Hallo Ellen,
ich denke, dass das eine undialektische Betrachtungsweise ist. Immer wenn man versucht, die Sache nur von einem Ende her zu denken, dann gerät man in diese Falle. Man kann das durch eine einfache Frage sehr schön illustrieren: "Warum gibt es diese gewalthaltigen Spiele"? Wenn man es sich einfach machen möchte, sagt man: "Weil man damit Geld verdienen kann." Ich würde dann weiter fragen: "Warum wird sowas denn gekauft"? Und dann stecken wir mitten im Schlamassel und den Artikel hätte man sich zu drei Vierteln sparen können.
Wenn ich immer nur eine einfache kausale Logik anwende und einer offenkundigen Ursache eine offenkundige Wirkung zuschreibe, dann verdränge ich dabei, dass es solche einfachen motivationslosen Zusammenhänge nicht gibt. Und ich verdränge vor allem dass es ein dynamisches und dialektisches konfliktgeladenes Verhältnis gibt, in dem die Ursachen und damit auch die Wirkungen entstehen. Und diese verdränge ich auch.
Gewaltverhältnisse und Gewaltkonflikte gibt es in unseren Gesellschaften und in unserer Sozialisation sehr früh. Bereits das Abstillen (die Vertreibung aus dem Paradies) ist kein idyllischer Vorgang. Die Kontrolle über den Körper und seine Ausscheidungen ist viel mit inneren und auch äußeren Kolonisierungen verbunden. Durch Druck von außen lernt man den Druck von innen zu beherrschen. Und so geht es weiter. Früher im Manchesterkapitalismus oder heute in China müssen die Kinder sich beherrschen lernen, um arbeiten zu können. Man lernt ansonsten auch schnell, dass der Zugang zu den Produktionsmitteln und auch zur Nahrung nicht unbegrenzt oder gar nicht vorhanden ist. Um zu überleben, muss dann gelegentlich Gewalt angewendet werden.

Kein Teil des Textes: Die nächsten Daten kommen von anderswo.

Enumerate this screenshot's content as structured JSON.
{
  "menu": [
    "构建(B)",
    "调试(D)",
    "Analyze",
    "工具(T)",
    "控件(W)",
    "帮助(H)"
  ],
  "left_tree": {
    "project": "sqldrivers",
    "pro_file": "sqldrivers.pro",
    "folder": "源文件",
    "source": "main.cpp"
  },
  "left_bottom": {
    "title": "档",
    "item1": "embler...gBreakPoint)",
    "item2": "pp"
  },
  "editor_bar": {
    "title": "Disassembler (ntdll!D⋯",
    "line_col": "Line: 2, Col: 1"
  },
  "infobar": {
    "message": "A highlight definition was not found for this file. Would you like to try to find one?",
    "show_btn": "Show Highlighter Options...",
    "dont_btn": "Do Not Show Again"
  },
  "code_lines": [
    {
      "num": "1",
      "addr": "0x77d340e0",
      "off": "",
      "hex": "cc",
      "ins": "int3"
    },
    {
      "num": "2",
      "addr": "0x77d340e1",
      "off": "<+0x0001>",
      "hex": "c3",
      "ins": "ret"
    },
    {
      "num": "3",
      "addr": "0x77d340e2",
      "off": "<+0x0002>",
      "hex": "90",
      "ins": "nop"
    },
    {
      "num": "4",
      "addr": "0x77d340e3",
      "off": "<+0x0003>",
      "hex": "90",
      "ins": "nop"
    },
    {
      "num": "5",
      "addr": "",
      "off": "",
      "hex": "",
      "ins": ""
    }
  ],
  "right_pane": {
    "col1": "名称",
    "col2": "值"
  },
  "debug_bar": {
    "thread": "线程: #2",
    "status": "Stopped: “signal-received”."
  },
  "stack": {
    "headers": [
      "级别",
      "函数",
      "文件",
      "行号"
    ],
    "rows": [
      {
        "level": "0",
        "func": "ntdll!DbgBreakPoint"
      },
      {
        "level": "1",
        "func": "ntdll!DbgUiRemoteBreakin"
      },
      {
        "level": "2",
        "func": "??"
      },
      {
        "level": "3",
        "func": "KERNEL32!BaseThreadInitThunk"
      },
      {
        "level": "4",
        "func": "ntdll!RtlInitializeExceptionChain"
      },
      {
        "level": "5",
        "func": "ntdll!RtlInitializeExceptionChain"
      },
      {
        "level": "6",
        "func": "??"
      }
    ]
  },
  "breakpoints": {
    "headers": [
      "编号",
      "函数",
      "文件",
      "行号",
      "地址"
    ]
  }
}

Was ich damit sagen will: Die Gewalt steckt in der Gesellschaft drin und wird meist recht mühsam kanalisiert und gebändigt. Dass das mühsam ist, sieht man an den Situationen, wo es schief geht, also etwa im dritten Reich, in Afrika als die Hutu eine Millionen Tutsi in 100 Tagen abgeschlachtet haben oder auch im Straßenverkehr. Sich einzubilden, dass friedliche Wesen allein durch Training und die entsprechende Konditionierung zu mordenden Gewalttätern werden, ist für mich so albern, wie etwas nur sein kann. Ich sehe in den Spielen zunächst eine Auseinandersetzung mit der ständig präsenten Gewaltfrage. Ich sehe es so, dass diese Spiele und ihre Darstellungen eben Ausdruck der Umgangs- und Sichtweise der Gewalt in der Gesellschaft sind.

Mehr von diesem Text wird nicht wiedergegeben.